It's not that you forget to tell yourself you know better, that's not a blue sky over the French Quarter, you aren't really sweating in a muggy, swampy heat, the tinny piano isn't spilling out of the bar down the block. Watching A Streetcar Named Desire (at Intiman through August 2, tickets $10-$48) doesn't automatically summon up a hi-def New Orleans, circa 1947--but it does create a rapt, illicit, time-stunned two hours, as if you're having a boozy mid-afternoon conversation in a bar, trading giggling fits and pulling the bandages off old wounds for the sake of the sting.

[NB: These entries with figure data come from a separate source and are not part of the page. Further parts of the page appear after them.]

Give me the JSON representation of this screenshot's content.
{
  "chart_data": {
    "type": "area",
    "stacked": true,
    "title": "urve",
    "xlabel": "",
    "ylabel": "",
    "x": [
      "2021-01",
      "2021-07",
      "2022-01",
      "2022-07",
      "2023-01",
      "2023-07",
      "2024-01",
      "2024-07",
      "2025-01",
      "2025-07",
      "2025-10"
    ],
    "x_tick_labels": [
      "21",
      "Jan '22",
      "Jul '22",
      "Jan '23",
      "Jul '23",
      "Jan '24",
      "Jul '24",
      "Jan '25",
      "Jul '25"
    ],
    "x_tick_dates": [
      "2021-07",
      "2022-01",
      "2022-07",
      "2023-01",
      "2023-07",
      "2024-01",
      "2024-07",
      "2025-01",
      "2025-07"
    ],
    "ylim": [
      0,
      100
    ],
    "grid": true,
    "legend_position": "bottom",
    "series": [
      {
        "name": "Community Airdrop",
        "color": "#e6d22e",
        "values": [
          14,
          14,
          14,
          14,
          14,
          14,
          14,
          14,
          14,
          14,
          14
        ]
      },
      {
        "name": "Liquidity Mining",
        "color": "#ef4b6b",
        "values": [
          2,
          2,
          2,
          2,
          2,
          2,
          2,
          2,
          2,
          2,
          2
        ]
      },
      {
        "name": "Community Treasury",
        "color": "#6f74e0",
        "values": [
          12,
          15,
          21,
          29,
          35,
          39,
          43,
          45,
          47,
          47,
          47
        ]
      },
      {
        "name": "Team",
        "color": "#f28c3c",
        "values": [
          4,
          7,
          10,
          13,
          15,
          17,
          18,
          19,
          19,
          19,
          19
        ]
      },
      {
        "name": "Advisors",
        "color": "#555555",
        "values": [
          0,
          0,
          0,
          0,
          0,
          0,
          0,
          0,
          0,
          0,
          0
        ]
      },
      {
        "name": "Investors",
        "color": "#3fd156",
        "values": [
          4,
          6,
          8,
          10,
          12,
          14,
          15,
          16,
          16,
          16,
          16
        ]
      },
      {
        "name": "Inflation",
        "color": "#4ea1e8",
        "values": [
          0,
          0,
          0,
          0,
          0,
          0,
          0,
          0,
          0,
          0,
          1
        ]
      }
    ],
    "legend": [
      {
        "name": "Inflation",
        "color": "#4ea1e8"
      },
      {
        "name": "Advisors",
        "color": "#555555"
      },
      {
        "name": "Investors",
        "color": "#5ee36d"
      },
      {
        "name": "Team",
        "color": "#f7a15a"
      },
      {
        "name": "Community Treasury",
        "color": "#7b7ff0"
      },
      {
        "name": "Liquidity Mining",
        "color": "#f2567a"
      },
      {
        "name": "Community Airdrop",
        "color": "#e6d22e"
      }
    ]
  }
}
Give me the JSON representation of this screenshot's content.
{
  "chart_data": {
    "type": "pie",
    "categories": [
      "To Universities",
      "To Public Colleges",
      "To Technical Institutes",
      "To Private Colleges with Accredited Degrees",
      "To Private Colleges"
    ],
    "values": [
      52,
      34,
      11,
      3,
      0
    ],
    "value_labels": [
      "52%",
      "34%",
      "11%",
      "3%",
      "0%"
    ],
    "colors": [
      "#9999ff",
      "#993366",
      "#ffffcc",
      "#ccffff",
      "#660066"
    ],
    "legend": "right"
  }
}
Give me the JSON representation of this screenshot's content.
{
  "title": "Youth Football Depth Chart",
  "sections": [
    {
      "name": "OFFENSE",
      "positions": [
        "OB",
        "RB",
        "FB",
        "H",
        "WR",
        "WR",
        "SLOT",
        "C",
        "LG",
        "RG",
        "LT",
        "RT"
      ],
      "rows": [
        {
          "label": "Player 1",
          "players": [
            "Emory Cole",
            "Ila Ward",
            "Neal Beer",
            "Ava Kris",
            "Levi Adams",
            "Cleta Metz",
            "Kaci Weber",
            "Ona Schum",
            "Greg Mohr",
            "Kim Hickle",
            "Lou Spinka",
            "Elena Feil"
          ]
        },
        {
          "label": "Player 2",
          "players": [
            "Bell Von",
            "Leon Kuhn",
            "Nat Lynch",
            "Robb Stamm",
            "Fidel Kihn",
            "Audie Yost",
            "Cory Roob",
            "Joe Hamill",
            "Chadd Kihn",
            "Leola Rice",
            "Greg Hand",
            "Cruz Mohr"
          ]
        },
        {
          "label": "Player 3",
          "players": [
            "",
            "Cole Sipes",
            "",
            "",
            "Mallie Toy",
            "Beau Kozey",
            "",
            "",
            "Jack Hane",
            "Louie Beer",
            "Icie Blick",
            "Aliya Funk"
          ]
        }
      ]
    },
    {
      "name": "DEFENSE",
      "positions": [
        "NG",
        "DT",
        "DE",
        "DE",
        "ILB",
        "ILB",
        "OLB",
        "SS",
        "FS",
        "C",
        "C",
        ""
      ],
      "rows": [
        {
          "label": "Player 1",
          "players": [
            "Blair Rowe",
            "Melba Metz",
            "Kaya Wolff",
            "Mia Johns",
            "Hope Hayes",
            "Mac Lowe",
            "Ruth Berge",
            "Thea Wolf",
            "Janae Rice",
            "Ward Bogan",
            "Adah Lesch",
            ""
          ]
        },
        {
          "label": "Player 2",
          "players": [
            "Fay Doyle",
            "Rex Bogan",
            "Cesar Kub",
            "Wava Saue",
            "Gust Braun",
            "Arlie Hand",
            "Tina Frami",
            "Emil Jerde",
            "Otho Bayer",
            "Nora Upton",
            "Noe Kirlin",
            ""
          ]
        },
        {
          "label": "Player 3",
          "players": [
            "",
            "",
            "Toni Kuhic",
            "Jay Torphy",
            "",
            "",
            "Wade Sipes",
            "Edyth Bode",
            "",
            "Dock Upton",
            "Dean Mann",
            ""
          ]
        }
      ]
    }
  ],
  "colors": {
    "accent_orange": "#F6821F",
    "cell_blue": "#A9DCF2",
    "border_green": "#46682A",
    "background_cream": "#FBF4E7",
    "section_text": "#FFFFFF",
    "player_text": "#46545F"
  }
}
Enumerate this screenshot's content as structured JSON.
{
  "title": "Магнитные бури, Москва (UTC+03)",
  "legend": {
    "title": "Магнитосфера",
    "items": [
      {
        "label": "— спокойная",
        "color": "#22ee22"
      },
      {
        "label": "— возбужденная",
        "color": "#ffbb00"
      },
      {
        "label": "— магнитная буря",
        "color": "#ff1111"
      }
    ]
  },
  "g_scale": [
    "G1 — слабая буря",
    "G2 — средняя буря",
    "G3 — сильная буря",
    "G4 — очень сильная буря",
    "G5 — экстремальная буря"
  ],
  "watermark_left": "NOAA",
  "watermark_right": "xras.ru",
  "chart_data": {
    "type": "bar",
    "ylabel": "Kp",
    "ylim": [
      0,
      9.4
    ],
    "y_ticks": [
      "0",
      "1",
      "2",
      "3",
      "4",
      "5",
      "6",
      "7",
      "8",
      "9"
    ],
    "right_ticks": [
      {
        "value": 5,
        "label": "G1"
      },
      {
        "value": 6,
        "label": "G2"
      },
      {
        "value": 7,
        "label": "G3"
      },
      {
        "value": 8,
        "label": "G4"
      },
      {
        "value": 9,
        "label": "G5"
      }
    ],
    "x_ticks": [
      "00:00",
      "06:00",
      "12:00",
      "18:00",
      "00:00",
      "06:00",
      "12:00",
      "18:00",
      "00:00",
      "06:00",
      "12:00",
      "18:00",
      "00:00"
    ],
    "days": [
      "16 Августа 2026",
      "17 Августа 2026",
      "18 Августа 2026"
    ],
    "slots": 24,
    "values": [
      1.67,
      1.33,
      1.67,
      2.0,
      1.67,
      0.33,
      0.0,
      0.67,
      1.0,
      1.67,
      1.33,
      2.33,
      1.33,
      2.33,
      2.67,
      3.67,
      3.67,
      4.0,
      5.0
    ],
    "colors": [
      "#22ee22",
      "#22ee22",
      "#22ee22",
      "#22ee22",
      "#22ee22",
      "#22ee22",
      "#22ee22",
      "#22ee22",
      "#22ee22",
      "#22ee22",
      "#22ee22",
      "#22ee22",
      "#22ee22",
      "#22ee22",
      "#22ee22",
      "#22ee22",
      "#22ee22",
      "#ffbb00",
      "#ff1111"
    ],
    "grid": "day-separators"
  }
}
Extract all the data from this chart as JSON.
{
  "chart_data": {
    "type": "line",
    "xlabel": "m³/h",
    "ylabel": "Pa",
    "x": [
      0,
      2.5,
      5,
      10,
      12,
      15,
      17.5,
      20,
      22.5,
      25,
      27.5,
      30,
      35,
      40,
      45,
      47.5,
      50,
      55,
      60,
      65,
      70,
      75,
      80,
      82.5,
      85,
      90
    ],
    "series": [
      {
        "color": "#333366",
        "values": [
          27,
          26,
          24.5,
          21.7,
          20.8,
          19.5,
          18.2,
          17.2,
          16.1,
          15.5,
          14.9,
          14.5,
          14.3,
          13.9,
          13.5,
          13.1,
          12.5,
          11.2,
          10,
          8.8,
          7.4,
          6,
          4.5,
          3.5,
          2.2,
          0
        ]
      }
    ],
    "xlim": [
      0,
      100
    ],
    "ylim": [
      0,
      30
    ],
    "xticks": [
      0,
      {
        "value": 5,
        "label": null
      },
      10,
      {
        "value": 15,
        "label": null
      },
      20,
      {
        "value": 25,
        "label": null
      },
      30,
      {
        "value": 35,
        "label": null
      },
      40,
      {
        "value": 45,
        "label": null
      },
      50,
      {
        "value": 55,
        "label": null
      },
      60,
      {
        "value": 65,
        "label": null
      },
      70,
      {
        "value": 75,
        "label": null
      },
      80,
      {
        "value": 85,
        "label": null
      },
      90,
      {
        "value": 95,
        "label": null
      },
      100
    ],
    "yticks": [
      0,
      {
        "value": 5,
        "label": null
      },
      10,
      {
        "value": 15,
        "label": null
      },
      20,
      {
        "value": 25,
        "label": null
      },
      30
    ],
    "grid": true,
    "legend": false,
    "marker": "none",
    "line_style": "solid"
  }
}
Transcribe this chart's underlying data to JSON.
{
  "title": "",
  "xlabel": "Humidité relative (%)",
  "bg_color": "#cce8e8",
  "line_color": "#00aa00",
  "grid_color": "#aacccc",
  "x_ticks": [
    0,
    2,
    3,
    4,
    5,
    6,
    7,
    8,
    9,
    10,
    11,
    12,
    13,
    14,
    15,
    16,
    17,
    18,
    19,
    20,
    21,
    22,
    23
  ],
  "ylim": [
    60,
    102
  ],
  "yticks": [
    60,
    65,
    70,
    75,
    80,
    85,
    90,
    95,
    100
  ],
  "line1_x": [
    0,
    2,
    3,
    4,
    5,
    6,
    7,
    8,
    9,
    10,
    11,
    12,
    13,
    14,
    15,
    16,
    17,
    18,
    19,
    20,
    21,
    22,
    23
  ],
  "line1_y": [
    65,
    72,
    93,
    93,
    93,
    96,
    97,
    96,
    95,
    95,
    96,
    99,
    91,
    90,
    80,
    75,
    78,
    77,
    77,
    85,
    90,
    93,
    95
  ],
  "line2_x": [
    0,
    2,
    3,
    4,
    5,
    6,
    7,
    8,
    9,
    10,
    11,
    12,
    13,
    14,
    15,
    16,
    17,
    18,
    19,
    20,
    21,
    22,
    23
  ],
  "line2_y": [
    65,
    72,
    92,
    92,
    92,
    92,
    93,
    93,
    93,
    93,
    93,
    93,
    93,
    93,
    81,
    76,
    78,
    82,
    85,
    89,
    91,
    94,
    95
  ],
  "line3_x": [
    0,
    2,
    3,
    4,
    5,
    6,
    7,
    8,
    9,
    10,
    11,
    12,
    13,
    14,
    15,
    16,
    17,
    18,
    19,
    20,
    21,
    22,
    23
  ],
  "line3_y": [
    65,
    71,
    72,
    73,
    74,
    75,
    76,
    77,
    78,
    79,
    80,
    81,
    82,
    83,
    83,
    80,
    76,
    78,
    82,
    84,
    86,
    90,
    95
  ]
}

Your barfly friend is, of course, Tennessee Williams, allowing in a genteel southern tone as to how he has always preferred magic to realism, anyway. He is telling you about his friends--well, people he used to know--these sisters Blanche and Stella, and Stanley and Mitch. They do horrible things to each other for the right reasons, and the right things for horrible reasons. They are not all good or all bad; it depends on the light, sometimes. They are defiantly not average, not normal--you wonder if he's pulling your leg. He pours you another shot and swears it's true where it counts.
At Intiman, director Sheila Daniels has resisted the lure of any Streetcar iconography--these are people-sized people, despite the characters' tendency to see each other as larger-than-life polar contradictions, Beauty vs. the Beast. (Missteps are a few slow-motion entrances, and a tendency to hurry past the violence, when more time would let it sicken the atmosphere.)
Blanche DuBois, the Mary Kay Letourneau of her day, can be heedlessly critical, snobbish, and alcoholic but that doesn't mean her criticism is always unfounded (or keep her from being a hyprocrite). Stanley Kowalski can be a foul-mouthed, mean drunk who keeps Stella sedated with sex and child-bearing, but that doesn't keep him from loving her (or from jealously noticing how Blanche uses Stella, who was previously solely devoted to him). In fact, for all the Blanche/Stanley sexual chemistry fireworks, it's worth noting that they're fighting over who gets Stella.
As Blanche, Angela Pierce pulls those internal contradictions together into a woman who is a too much a vehicle for them--her Blanche enjoys being in her own play, even if it is exhausting being the star, director, and lighting and set designer. Canny, sweet, over-bearing, cutting, girlish, seductive, and desperate: these are like costume-changes for Pierce. She's masterful at Blanche's moods, and her drunken rambling is exactly the right blend of tedious self-indulgence and liquor-fueled escapism.
As Stanley, Jonno Roberts isn't all that brutish--he doesn't have the size or presence to pull that visceral dominance off. He is "common," to use Blanche's word, and a bully who can't seem to take off his sergeant stripes. Roberts has a toothy grin, and struts around trying to look bigger than he is. It makes sense that he'd use Stella as a whipping boy--but Roberts also commits fully to Stanley's contrite self-loathing.
We were delighted to see Chelsey Rives as Stella--she caught the angle on Stella's relationship with her sister (i.e., being the competent, "not crazy" one) and her dawning awareness that Stanley may be a permanently loose cannon. Tim True, as Mitch, the schlub that Blanche decides to wrap around her finger, gives a commanding performance by being the opposite of commanding. That character is not given a lot to do, but is also pivotal--True comes to life for that moment, bubbling over into an irrelevant, inappropriate "she likes me" show-off, then banking down into a sullen stew of sexual frustration and hurt pride.
We'd be skimping if we closed without mentioning the bluesy jazz score by Jose J. Gonzales (who also plays Pablo Gonzales, one of Stanley's poker buddies), but we've also been fans of and friends with Jose for many years, so take our rave with that grain of salt. Despite being a cool, Thelonious-style, chord-thumping jazz musician in his gig-playing life, Jose has dug into a muddy New Orleans blues for this score, which mostly slops and washes around the edges of the stage--except for a dramatic, clawing-upward phrase created for Blanche that a French-Quarter Benjamin Britten might have written. It's almost too much, but in that, it's just like Blanche.